Three days after Lance had left for California, Hazel walked her now traditional path towards the Junior College. After traveling a couple of blocks, she passed by the daycare center, as she had grown used to doing. The children were outside playing as their carefree shrieks and laughter filled the air and she watched them, grinning sorely as she passed. It was torture but at the same time an incentive to pass the day care everyday, to pass her tangible goal everyday.

Today was different. As she walked by, focusing entirely on the children, she suddenly heard someone call out her name.

“Ms. Fairchild?”

She snapped her head up and saw Sally Espanoza walking out of the blue building, towards her. She found it rather unbelievable that the woman even remembered her name. “Yes?”

“Hello,” she smiled friendly and shook her hand. “It’s good to see you again. Heading to school, I see?”

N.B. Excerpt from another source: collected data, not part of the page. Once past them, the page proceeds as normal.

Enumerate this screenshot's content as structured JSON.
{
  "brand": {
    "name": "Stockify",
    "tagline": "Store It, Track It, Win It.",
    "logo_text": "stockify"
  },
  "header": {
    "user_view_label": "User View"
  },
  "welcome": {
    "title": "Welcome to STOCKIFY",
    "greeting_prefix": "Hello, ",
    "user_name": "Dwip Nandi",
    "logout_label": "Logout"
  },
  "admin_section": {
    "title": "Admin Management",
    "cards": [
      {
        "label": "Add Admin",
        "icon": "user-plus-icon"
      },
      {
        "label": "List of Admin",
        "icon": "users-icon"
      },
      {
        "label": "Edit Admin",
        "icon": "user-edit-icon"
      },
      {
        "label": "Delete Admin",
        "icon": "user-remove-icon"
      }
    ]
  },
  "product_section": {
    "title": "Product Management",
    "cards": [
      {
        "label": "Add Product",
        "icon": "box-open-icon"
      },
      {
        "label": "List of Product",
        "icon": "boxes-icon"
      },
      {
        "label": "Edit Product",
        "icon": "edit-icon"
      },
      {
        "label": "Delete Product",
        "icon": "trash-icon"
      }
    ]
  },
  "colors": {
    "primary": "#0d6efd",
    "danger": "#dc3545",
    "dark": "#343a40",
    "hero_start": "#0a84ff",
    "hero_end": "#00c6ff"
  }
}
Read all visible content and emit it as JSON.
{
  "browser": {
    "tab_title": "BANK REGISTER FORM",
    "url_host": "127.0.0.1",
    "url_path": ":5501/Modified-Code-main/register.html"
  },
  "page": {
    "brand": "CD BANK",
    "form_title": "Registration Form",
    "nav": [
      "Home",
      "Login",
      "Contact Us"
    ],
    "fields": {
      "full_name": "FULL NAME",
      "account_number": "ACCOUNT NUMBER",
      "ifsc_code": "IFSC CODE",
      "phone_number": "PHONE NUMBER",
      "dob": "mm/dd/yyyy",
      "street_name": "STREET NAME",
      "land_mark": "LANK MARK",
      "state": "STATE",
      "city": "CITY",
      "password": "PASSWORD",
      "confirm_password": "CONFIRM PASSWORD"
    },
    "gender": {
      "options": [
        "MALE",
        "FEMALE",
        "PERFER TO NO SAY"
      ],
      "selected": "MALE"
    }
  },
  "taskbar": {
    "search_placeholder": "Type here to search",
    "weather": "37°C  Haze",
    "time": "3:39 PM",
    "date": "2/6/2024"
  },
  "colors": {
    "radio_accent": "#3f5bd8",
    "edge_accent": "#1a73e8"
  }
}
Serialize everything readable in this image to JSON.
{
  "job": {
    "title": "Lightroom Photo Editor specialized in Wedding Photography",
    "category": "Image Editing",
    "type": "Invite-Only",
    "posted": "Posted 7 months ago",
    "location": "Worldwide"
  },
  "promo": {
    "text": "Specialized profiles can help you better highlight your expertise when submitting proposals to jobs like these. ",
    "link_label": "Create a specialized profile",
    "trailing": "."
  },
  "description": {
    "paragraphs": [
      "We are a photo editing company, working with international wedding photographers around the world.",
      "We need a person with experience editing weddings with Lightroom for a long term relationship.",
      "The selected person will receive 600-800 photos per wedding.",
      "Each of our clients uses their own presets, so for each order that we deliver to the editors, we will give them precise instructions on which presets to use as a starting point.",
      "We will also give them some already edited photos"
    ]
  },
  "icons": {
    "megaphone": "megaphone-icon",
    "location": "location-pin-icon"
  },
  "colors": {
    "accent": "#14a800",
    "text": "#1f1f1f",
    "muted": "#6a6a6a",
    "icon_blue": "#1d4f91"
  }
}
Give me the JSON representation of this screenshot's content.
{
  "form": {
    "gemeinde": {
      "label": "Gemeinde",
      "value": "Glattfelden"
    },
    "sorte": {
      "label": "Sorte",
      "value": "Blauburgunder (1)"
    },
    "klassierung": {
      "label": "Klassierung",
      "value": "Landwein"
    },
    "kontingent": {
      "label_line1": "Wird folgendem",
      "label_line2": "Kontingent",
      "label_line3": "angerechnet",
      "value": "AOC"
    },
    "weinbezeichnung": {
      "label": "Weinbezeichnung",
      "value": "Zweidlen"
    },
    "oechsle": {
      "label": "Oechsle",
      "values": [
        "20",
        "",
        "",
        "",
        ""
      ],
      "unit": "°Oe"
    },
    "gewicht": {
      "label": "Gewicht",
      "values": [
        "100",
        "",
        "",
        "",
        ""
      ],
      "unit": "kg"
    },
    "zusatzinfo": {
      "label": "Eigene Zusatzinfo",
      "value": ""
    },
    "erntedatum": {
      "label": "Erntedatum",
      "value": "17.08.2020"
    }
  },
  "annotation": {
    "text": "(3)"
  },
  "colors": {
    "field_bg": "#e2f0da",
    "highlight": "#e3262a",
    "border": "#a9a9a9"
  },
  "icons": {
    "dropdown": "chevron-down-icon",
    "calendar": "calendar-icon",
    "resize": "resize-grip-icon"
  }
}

She motioned and Hazel looked down to see the Child Development and English books in her hand. “Oh, yea I’m taking classes now.” She looked the woman straight in the eye and said, “I want to work here someday.”

Sally nodded in approval. “I can see it in your eyes.”

“See what?” Hazel asked.

The woman kept her smile. “Finish the classes Hazel. You have a place waiting for you here.”

“Ok.” She wasn’t sure what the woman meant and so waved once and continued on her way to class.